Mr. Charles O. Soames, who sat at a littered table in his

shirt-sleeves, was a man with a big shock of hair and large and heavily

drooping moustache, and a black chin. He smoked a big, heavy pipe,

and, at the moment Bones was announced, his busy pencil was calling

into life a new company offering the most amazing prospects to the

young and wealthy.

He took the card from the hands of his very plain typist, and

suppressed the howl of joy which rose to his throat. For the name of

Bones was known in the City of London, and it was the dream of such men

as Charles O. Soames that one day they would walk from the office of

Mr. Augustus Tibbetts with large parcels of his paper currency under

each arm.

He jumped up from his chair and slipped on a coat, pushed the

prospectus he was writing under a heap of documents--one at least of

which bore a striking family likeness to a county court writ--and

welcomed his visitor decorously and even profoundly.

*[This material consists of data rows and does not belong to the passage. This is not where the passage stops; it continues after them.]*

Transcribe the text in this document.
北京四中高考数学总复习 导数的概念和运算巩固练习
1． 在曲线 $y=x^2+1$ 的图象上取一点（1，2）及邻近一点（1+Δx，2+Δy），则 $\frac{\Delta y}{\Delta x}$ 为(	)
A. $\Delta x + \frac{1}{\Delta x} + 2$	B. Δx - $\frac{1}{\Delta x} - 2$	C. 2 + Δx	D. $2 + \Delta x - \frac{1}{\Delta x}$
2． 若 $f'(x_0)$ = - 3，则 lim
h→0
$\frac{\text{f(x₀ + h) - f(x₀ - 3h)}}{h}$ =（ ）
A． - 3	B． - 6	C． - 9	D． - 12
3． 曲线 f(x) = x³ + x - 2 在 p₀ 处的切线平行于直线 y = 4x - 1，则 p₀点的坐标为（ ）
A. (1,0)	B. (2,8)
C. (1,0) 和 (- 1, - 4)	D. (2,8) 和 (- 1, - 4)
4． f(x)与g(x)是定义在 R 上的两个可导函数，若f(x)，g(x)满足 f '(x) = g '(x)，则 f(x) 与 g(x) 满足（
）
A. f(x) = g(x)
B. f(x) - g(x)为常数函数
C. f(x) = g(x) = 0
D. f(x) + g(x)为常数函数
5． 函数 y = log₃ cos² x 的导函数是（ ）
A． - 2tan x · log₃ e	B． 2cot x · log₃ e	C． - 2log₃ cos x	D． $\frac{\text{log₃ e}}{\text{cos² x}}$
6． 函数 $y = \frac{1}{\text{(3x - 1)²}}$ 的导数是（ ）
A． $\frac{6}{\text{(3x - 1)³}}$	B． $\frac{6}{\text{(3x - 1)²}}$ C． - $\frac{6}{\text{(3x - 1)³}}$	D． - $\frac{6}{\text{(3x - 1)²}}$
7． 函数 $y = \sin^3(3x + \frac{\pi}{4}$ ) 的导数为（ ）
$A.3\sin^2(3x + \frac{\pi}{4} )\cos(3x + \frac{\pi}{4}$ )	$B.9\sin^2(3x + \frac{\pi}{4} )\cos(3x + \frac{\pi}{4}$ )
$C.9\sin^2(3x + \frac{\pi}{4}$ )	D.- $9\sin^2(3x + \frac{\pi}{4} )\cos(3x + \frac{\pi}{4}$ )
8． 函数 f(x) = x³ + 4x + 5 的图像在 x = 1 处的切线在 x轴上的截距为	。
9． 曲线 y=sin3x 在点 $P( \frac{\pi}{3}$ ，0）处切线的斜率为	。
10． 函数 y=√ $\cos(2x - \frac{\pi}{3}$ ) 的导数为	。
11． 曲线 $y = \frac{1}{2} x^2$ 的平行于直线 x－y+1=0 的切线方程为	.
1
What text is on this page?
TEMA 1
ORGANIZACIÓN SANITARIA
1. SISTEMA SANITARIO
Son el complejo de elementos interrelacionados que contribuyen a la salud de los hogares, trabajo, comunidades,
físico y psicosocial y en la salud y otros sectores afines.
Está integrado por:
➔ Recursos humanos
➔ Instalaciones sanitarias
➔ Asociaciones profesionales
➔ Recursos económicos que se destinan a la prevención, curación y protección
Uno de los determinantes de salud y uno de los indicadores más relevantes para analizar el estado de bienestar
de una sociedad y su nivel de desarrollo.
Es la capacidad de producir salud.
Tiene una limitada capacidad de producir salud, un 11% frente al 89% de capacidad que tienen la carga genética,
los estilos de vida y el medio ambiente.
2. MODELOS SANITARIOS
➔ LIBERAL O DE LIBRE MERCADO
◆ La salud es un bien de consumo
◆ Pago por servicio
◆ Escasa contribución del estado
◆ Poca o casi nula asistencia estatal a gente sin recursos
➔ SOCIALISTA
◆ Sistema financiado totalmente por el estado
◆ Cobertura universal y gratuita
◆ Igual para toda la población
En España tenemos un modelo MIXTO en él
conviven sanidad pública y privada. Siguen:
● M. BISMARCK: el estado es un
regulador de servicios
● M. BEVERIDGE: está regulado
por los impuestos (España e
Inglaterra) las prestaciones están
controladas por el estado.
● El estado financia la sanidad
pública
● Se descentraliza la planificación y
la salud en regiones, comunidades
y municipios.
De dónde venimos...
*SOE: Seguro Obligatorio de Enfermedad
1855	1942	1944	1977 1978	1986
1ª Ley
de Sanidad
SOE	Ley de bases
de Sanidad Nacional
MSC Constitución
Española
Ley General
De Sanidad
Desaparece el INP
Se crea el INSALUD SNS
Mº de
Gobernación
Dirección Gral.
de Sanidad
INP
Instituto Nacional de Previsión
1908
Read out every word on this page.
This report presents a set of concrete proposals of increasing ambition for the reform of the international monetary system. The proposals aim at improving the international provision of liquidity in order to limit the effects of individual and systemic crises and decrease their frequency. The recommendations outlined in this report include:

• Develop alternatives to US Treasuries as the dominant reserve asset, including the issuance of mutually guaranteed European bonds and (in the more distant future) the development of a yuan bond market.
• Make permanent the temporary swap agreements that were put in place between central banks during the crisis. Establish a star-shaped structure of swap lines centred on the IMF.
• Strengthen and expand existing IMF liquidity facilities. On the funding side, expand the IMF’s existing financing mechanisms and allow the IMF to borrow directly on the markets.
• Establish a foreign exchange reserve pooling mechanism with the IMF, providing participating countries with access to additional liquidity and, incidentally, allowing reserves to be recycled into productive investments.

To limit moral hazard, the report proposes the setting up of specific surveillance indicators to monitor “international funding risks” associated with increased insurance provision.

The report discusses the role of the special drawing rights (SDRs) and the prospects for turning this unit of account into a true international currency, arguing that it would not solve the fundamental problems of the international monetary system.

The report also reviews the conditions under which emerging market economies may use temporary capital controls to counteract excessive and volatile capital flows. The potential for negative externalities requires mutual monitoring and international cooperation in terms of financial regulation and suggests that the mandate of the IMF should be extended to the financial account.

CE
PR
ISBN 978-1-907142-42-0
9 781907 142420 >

"In re Plover Car," said Bones briskly. He prided himself upon

coming to the point with the least possible delay.

The face of Mr. Soames fell.

"Oh, you want to buy a car?" he said. He might have truly said "the

car," but under the circumstances he thought that this would be

tactless.

"No, dear old company promoter," said Bones, "I do not want to buy your

car. In fact, you have no cars to sell."

"We've had a lot of labour trouble," said Mr. Soames hurriedly.

"You've no idea of the difficulties in production--what with the

Government holding up supplies--but in a few months----"

"I know all about that," said Bones. "Now, I'm a man of affairs and a

man of business."

He said this so definitely that it sounded like a threat.